The different types of clinical presentations in pulmonary blastomycosis include acute pneumonia, chronic pneumonia, and those with no pulmonary symptoms at all.53 Patients with acute pneumonia resemble those with bacterial pneumonia with fever and chills and a productive cough with purulent sputum; a significant number also have hemoptysis. There is no response to antibacterial antibiotics, but some patients with either epidemic or endemic disease have had spontaneous resolution of their acute pneumonia, making it appear that antibiotics have worked.

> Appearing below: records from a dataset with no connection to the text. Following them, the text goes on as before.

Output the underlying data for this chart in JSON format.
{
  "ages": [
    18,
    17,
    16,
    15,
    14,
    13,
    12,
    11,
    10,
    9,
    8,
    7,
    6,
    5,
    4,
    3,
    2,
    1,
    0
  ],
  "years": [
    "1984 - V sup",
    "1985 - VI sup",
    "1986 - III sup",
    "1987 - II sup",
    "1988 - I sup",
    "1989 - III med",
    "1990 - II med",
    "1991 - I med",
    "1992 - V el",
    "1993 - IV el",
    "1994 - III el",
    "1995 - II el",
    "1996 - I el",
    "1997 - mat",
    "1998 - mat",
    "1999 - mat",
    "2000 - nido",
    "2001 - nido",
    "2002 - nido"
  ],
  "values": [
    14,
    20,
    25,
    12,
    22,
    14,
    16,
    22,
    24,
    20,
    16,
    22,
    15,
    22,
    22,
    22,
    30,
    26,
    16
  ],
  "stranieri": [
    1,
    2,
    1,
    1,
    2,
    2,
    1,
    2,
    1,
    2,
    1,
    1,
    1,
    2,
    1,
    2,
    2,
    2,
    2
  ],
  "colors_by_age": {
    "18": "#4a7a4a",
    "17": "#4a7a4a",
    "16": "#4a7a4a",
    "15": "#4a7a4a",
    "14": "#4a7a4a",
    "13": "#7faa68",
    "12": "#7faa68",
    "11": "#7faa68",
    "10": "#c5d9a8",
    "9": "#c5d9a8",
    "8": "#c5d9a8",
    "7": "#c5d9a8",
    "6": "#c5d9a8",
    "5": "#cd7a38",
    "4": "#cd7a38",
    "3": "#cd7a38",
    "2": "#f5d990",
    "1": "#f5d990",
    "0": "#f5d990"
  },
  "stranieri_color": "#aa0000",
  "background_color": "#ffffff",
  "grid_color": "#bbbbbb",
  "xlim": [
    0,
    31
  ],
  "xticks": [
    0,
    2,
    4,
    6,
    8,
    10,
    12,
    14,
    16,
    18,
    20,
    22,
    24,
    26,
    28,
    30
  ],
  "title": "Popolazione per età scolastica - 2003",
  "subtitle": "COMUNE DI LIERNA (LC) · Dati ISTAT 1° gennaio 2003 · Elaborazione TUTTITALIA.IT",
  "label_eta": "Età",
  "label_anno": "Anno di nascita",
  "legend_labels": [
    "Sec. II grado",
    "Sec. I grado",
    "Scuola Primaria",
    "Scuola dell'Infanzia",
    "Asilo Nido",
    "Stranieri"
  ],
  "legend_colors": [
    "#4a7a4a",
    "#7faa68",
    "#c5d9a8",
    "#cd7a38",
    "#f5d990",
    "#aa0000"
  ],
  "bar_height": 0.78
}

Some patients with this acute process have developed erythema nodosum during the resolution phase of the blastomycosis.57 The symptoms that accompany the more chronic pneumonia presentation of blastomycosis usually last 2 to 6 months and include weight loss, night sweats, fever, cough with sputum production, and hemoptysis mimicking tuberculosis. Many of these patients were tobacco smokers and thought to have lung cancer until bronchoscopy showed B. dermatitidis on cytology, which dispelled the misdiagnosis (see Fig. 266-5). In the series of Arkansas patients, 2 were asymptomatic, 16 had a chronic pneumonia picture, and 8 initially had acute pneumonia.53
Skin lesions are the next most common manifestation of blastomycosis. The cutaneous and subcutaneous lesions are of two major types, verrucous and ulcerative. The verrucous form has an elevated, sharp border in an irregular manner with crusting above an abscess in the subcutaneous tissue (Figs. 266-7 through 266-11). These lesions show histologic evidence of papillomatosis, downward proliferation of the epidermis with intraepidermal abscesses, and inflammatory cells in the dermis.58 The organism may be seen with hematoxylin and eosin staining (Figs. 266-12 and 266-13), but hyperplasia and acanthosis may suggest other diagnoses such as skin cancer unless fungi are sought with specific histologic stains, such as Gomori methenamine silver (GMS) stain (Figs. 266-14 and 266-15) or periodic acid–Schiff (PAS) stain (Fig. 266-16). The ulcerative form of blastomycosis has histologic changes like the verrucous form. The borders are heaped up, and the base usually contains exudate (Figs. 266-17 and 266-18). Although many of these ulcers of blastomycosis originate from subcutaneous pustular lesions that drain, some patients do not have appreciable inflammation and will have a clean base in the ulcer. Polymorphonuclear leukocytes are typically present on biopsy, even in those patients with little inflammation clinically apparent in the ulcer. Subcutaneous localization lacking either ulceration or the verrucous appearance may be found. These lesions are typically tender and may be confused with panniculitis or Weber-Christian disease.59 Aspiration of the subcutaneous mass or biopsy will reveal B. dermatitidis on microscopy and culture. Only one fairly minimal lesion may be found (Fig. 266-19), or the infection can be progressive and destructive (Fig. 266-20).